Another issue was to implement instancing. Instead of having different memory locations for every instance of mesh, I preferred to use an instance class such that every single instance uses the same vertices but with different transformation matrices. Briefly, we do not transform the vertices but we apply the inverse transformation to the ray. This is more practical in general and when it comes to spheres, it eases our work.
Here are the outputs:
|output of horse.xml|
kernel execution time: 3.54 seconds
|output of horse_instanced.xml|
kernel execution time: 10.48 seconds
|output of simple_transform.xml|
kernel execution time: 2.92 milliseconds
|output of spheres_transform.xml|
kernel execution time: 3.32 milliseconds
- I used -use_fast_math in the command line of the nvcc compiler. This command makes nvcc to optimize some of the functions and arithmetic operations by using some intrinsics which approximates the results. This command speeded up my ray tracer up to 1.25x. You can find the details of it in the related section of CUDA C Programming Guide.
- Occupancy is one of the most important concept when you are dealing with CUDA. It basically states the ratio of number of active warps(a warp contains 32 threads) to the number of possible active warps(device limit). However, %100 occupancy does not always mean that it gives the best results. For example, in my case, the number of registers per multiprocessor was the limiting case. If I set it to 32(65536 registers per multiprocessor/2048 active threads per multiprocessor) registers per thread, occupancy increases to %100 but threads use a limited amount of registers. If I let the nvcc decides, it uses 48 registers per thread which gives a poor occupancy. I manually set it to 36 and got the best results. However, it might always change.
- CUDA featured graphics cards do not have branch predictors. Using branches in your code is not the end of the life. However, if you use it unnecessarily or you put large amount of code(or function that contains) to different execution paths in the same warp, you will suffer from divergence. It is explained neatly in the CUDA C Best Practices Guide
- Beside CUDA related issues, there was one thing that made me busy: instancing implementation for the spheres.

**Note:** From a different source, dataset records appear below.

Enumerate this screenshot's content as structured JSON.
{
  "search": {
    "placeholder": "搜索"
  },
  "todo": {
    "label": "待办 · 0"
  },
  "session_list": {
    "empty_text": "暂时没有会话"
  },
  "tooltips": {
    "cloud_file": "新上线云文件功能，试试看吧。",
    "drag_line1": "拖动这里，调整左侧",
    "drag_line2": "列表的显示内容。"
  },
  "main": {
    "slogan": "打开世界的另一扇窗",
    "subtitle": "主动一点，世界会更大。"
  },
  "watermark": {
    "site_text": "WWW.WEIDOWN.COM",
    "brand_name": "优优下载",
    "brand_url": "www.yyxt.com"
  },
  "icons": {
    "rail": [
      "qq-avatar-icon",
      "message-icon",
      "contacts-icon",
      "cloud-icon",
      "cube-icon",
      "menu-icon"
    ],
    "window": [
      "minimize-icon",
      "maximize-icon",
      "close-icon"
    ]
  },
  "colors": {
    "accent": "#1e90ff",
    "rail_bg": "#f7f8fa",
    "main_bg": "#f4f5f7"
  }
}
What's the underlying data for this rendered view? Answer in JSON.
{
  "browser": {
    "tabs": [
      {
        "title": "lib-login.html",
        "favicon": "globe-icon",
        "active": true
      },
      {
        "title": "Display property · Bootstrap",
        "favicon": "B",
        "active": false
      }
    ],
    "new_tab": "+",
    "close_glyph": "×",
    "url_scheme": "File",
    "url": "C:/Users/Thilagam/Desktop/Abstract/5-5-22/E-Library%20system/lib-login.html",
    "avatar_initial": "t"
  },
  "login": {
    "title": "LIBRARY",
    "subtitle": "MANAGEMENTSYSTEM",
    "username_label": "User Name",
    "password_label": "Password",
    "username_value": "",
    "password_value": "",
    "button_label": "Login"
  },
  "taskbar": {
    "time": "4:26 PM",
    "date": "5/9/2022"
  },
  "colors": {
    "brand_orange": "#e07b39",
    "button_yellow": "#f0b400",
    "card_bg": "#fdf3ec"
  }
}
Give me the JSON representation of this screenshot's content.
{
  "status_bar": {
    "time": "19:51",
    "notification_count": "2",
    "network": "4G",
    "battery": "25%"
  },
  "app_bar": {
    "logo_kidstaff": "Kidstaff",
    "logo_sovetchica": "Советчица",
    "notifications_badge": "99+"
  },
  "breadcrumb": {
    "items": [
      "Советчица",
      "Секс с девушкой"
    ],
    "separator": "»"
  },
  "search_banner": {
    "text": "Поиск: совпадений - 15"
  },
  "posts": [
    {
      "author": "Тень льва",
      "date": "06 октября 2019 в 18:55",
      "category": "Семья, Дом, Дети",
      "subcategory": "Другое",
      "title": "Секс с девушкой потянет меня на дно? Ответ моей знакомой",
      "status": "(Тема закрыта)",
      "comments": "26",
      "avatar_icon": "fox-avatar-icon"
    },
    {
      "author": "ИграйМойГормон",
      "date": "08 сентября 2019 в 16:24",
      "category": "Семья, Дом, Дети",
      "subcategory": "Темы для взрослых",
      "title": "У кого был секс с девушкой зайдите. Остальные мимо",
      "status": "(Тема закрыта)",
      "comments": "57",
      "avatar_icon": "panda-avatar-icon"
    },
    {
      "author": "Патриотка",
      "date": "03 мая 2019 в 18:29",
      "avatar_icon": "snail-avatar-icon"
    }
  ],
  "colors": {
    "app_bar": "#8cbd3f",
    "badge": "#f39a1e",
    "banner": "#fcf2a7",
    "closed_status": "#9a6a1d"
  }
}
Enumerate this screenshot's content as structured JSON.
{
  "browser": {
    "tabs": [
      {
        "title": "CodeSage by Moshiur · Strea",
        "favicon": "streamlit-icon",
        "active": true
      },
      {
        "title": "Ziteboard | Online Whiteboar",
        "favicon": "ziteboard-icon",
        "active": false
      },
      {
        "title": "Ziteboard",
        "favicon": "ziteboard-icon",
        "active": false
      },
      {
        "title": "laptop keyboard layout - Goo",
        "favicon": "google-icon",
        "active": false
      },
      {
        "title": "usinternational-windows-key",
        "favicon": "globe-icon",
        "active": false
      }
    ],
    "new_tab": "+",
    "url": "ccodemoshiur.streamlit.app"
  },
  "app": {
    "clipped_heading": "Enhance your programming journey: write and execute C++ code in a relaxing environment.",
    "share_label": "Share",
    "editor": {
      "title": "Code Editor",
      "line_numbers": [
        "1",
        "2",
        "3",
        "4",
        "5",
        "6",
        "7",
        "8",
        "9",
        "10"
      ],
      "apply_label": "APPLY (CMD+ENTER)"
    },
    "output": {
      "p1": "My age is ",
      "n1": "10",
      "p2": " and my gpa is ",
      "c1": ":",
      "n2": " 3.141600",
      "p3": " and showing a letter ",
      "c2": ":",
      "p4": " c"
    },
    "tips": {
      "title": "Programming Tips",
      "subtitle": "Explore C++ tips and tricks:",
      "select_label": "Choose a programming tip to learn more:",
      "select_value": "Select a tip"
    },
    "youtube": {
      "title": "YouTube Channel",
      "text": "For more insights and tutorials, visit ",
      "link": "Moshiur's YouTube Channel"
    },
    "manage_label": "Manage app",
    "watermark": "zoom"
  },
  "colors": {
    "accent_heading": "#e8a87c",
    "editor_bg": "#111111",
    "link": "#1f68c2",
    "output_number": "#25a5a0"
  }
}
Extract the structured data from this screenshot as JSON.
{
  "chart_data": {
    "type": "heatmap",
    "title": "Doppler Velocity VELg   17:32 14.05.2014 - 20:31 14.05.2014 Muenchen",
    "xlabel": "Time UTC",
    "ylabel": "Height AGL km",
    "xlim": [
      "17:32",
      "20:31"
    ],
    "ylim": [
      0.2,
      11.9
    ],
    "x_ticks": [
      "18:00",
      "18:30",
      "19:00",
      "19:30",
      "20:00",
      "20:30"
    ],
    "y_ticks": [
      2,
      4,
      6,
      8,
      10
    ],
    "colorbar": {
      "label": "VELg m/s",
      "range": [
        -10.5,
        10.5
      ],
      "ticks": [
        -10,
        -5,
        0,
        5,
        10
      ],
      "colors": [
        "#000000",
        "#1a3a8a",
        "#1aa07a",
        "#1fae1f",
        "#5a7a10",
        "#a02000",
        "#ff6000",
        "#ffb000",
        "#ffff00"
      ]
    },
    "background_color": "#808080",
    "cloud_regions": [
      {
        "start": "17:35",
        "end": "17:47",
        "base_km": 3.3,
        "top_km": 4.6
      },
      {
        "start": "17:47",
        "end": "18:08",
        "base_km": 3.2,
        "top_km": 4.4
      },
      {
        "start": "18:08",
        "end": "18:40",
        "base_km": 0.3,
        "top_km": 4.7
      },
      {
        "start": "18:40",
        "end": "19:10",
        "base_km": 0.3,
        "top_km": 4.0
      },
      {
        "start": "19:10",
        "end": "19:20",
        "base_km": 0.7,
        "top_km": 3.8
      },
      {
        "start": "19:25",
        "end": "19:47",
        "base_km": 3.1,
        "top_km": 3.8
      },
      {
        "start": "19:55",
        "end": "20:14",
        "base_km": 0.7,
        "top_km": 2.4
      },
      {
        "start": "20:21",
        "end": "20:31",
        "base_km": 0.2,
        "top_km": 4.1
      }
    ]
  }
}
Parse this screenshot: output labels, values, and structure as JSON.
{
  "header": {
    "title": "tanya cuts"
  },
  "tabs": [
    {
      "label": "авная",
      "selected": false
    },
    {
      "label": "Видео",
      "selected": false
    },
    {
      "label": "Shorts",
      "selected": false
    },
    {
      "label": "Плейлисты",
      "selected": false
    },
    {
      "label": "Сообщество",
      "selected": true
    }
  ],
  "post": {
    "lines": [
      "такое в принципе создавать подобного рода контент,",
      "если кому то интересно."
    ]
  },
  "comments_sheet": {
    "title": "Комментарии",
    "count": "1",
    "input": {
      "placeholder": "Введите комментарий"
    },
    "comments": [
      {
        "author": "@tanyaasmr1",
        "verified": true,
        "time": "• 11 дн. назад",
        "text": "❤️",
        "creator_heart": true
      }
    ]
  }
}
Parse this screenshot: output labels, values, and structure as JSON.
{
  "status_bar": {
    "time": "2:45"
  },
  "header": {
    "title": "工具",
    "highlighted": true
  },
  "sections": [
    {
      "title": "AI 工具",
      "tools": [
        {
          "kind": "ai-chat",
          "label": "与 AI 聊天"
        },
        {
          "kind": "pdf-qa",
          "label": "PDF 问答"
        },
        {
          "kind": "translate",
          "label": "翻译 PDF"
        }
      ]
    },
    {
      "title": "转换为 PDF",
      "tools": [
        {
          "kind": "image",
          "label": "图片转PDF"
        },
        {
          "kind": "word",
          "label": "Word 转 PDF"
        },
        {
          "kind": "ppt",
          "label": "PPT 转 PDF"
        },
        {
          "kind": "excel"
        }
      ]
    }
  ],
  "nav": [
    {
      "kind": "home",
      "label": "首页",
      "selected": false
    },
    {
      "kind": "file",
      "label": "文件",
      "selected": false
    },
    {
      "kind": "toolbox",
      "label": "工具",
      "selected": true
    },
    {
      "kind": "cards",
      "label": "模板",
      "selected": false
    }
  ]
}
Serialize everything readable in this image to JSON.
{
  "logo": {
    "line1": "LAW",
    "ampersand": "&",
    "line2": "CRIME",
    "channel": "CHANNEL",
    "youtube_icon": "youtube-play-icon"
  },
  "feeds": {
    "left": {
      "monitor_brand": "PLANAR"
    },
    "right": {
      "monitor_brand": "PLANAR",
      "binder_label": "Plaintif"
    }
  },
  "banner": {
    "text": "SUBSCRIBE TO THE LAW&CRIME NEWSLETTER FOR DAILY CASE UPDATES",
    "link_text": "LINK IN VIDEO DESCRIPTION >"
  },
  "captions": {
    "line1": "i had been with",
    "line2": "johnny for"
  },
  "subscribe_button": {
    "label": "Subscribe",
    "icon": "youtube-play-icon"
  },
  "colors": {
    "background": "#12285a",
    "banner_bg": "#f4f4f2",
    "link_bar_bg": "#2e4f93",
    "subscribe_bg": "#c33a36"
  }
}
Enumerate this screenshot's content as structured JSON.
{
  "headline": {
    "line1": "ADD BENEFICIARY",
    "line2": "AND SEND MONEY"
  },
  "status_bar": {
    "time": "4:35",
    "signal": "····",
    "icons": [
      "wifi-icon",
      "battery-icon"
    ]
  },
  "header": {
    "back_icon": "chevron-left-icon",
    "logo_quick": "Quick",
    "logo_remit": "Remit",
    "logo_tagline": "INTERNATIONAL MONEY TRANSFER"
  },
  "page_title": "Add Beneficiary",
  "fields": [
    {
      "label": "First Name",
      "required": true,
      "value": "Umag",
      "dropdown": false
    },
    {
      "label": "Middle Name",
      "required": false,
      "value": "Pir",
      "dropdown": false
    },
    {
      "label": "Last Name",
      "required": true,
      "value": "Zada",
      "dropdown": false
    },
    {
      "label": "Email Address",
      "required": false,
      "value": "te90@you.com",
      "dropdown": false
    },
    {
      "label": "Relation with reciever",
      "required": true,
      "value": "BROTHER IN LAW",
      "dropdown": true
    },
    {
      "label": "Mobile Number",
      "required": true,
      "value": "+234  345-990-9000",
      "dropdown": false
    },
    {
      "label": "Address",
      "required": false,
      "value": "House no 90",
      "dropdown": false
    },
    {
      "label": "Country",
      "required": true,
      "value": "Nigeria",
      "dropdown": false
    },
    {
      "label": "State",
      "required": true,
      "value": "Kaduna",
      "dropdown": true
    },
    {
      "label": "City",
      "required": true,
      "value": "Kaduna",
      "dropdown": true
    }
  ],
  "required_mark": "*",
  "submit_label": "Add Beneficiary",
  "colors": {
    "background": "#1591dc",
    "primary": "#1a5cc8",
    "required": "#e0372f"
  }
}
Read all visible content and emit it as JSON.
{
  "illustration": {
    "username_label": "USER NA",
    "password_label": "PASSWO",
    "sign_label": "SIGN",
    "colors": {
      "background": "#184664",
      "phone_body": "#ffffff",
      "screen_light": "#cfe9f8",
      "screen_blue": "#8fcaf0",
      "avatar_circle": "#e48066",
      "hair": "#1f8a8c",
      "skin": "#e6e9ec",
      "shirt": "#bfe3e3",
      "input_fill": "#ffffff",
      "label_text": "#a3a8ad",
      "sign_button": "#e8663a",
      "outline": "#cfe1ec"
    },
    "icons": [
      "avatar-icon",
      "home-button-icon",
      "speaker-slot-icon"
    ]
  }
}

After we transform our rays to object space by applying the inverse transformation of the object, we calculate the distance parameter in that space. Our professor told us that we can compare and use this parameter with other parameters calculated in other object spaces or in world space. This worked very well for triangles but I was suspicious if it is working for spheres or not. However, here, Matt Phar verifies that it works for the spheres as well. The only difference is that I was using geometric approach for ray-sphere intersection but they use the analytic solution. After some drawing and calculations on the paper, I understood that it is not possible to use distance parameter calculated in the object space in anywhere else if you are using geometric approach. Finally, I adopted the analytic solution for the ray-sphere intersection. Keep in mind that you should not normalize the direction vector of the transformed ray. If you do that, you cannot make use of what I've just explained above. The reason for this is well-explained in the last link.